The decarboxylation percentage (percentage of CBDA converted to CBD) during drying and curing processes was calculated with the equation below [10]:

$$\mathrm{Conversion}={\displaystyle \frac{{\mathrm{C}}_{\mathrm{C}\mathrm{B}\mathrm{D},\mathrm{d}\mathrm{r}\mathrm{y}\mathrm{i}\mathrm{n}\mathrm{g}}-{\mathrm{C}}_{\mathrm{C}\mathrm{B}\mathrm{D},\mathrm{i}}}{{\mathrm{C}}_{\mathrm{C}\mathrm{B}\mathrm{D}\mathrm{A},\mathrm{i}}\times 0.877} \times 100\%}$$

(6)

where C_CBD,i and C_CBD, drying are the concentrations of naturally existing CBD (g CBD/100 g dried biomass) in the fresh (represented by the freeze-dried sample) and dried samples and C_CBDA,i is the concentration of naturally existing CBDA (g CBDA/100 g dried biomass) in the fresh sample (represented by the freeze-dried sample).
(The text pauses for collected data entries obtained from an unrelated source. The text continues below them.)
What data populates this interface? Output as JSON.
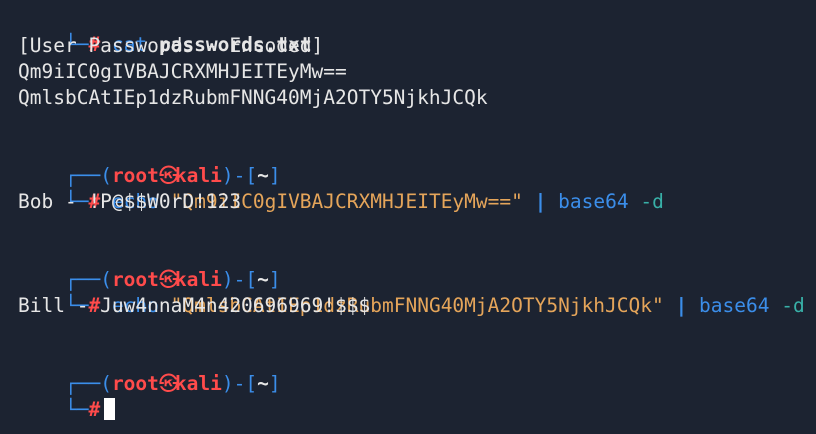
{
  "colors": {
    "background": "#1c2331",
    "prompt_frame": "#3b8eea",
    "user_host": "#ff4b4b",
    "command": "#3b8eea",
    "string": "#e5a55a",
    "flag": "#38b0a8",
    "text": "#e6e6e6"
  },
  "prompt": {
    "top_left": "┌──(",
    "user": "root",
    "skull": "㉿",
    "host": "kali",
    "close_open": ")-[",
    "path": "~",
    "close": "]",
    "bottom_left": "└─",
    "hash": "#"
  },
  "lines": {
    "l1_cmd": "cat",
    "l1_arg": "passwords.txt",
    "l2": "[User Passwords - Encoded]",
    "l3": "Qm9iIC0gIVBAJCRXMHJEITEyMw==",
    "l4": "QmlsbCAtIEp1dzRubmFNNG40MjA2OTY5NjkhJCQk",
    "l6_cmd": "echo",
    "l6_arg": "\"Qm9iIC0gIVBAJCRXMHJEITEyMw==\"",
    "l6_pipe": "|",
    "l6_tool": "base64",
    "l6_flag": "-d",
    "l7": "Bob - !P@$$W0rD!123",
    "l9_cmd": "echo",
    "l9_arg": "\"QmlsbCAtIEp1dzRubmFNNG40MjA2OTY5NjkhJCQk\"",
    "l9_pipe": "|",
    "l9_tool": "base64",
    "l9_flag": "-d",
    "l10": "Bill - Juw4nnaM4n420696969!$$$"
  }
}
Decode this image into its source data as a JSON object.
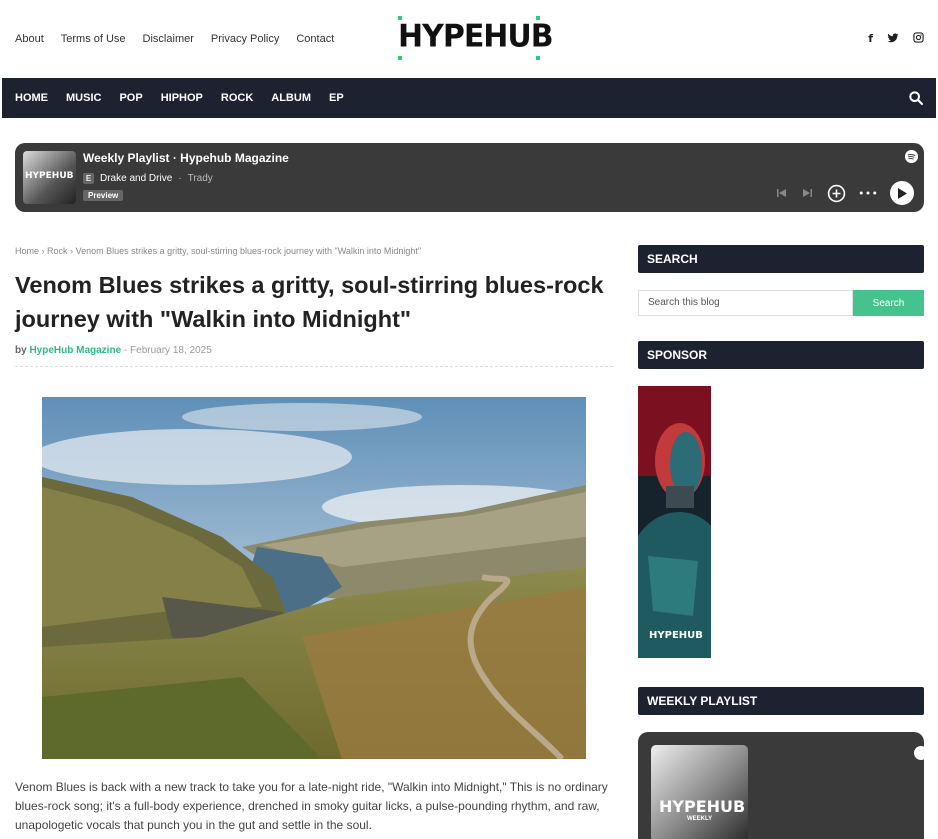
{
  "header": {
    "links": [
      "About",
      "Terms of Use",
      "Disclaimer",
      "Privacy Policy",
      "Contact"
    ],
    "logo": "HYPEHUB",
    "social_icons": [
      "facebook-icon",
      "twitter-icon",
      "instagram-icon"
    ]
  },
  "nav": {
    "items": [
      "HOME",
      "MUSIC",
      "POP",
      "HIPHOP",
      "ROCK",
      "ALBUM",
      "EP"
    ],
    "search_icon": "search-icon"
  },
  "player": {
    "cover_text": "HYPEHUB",
    "title": "Weekly Playlist · Hypehub Magazine",
    "explicit": "E",
    "track": "Drake and Drive",
    "separator": "·",
    "artist": "Trady",
    "preview": "Preview",
    "icons": [
      "spotify-icon",
      "previous-icon",
      "next-icon",
      "add-icon",
      "more-icon",
      "play-icon"
    ]
  },
  "article": {
    "breadcrumb": [
      "Home",
      "Rock",
      "Venom Blues strikes a gritty, soul-stirring blues-rock journey with \"Walkin into Midnight\""
    ],
    "title": "Venom Blues strikes a gritty, soul-stirring blues-rock journey with \"Walkin into Midnight\"",
    "by_label": "by",
    "author": "HypeHub Magazine",
    "date_sep": "-",
    "date": "February 18, 2025",
    "body": "Venom Blues is back with a new track to take you  for a late-night ride, \"Walkin into Midnight,\" This is no ordinary blues-rock song; it's a full-body experience, drenched in smoky guitar licks, a pulse-pounding rhythm, and raw, unapologetic vocals that punch you  in the gut and settle in the soul."
  },
  "sidebar": {
    "search_heading": "SEARCH",
    "search_placeholder": "Search this blog",
    "search_button": "Search",
    "sponsor_heading": "SPONSOR",
    "sponsor_text": "HYPEHUB",
    "weekly_heading": "WEEKLY PLAYLIST",
    "weekly_cover_text": "HYPEHUB",
    "weekly_cover_sub": "WEEKLY"
  },
  "colors": {
    "nav_bg": "#1c2230",
    "accent": "#2db981",
    "player_bg": "#3a3a3a"
  }
}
The acid to neutral ratio of cannabinoids is calculated based on the relative contents of CBDA, CBD, THCA, and THC:

$$\mathrm{Acid}\text{-}\mathrm{to}\text{-}\mathrm{neutral} \mathrm{ratio}={\displaystyle \frac{(\frac{{\mathrm{C}}_{\mathrm{C}\mathrm{B}\mathrm{D}\mathrm{A}}}{{\mathrm{C}}_{\mathrm{C}\mathrm{B}\mathrm{D}}}+\frac{{\mathrm{C}}_{\mathrm{T}\mathrm{H}\mathrm{C}\mathrm{A}}}{{\mathrm{C}}_{\mathrm{T}\mathrm{H}\mathrm{C}}})}{2}}$$

(7)

3.6. Microbial Level Measurement

Each sample was prepared by homogenizing 50 mg dried hemp flowers in 50 mL pure water for 30 min. The homogenized mixture was then diluted 5-fold with pure water. Subsequently, 500 μL of diluted mixture was spread out onto 3M PertriFilm^TM Rapid Yeast and Mold Count Plates (Charnwood Campus, Loughborough, UK) under biological hood, following the manufacturer’s instructions. These plates were incubated at room temperature (25–26 °C) for 72 h. The raw microbial loading counts were transformed using a base-10 logarithm function using the unit of CFU/g (Colony Forming Unit).

3.7. Statistical Analysis

Statistical analysis of the data was performed using SAS software (Version 9.4, SAS Institute Inc., Cary, NC, USA). Before the analyses, all data were screened for normality using the Shapiro–Wilk test. The data of sample moisture contents, cannabinoids contents, color metrics, and TAC levels were subjected to the analysis of variance (ANOVA) with post-hoc Tukey’s test (p < 0.01). Triplicate experiments were performed for all the tests.

4. Conclusions

HA drying of hemp inflorescence at 75 °C significantly increased the drying rates by up to 15 times compared to the conventional ambient air drying and reduced the total yeast and mold count by up to 2 log without significantly reducing the overall cannabinoids content. Meanwhile, HA drying resulted in partial decarboxylation of the cannabinoids with decreased acid-to-neutral ratio and greenness of the hemp. Curing in Mylar bags and glass jars under dark ambient conditions for 3 weeks led to an increase in the moisture content by 3.3% to 13.6%, which was dependent on the storage conditions. The slow curing process also resulted in slight decarboxylation but did not affect the cannabinoids content. Overall, the HA drying at 75 °C followed by curing in glass jars is a preferred method due to higher drying efficiency, better preservation of the cannabinoids, and improvement in microbial safety. Findings from this study provide fundamental information to fill in the knowledge gap in hemp postharvest, which is important for the industry to standardize the hemp processing to better product quality and safety management. Further research is needed to better understand the hemp curing process from engineering and biochemical perspectives.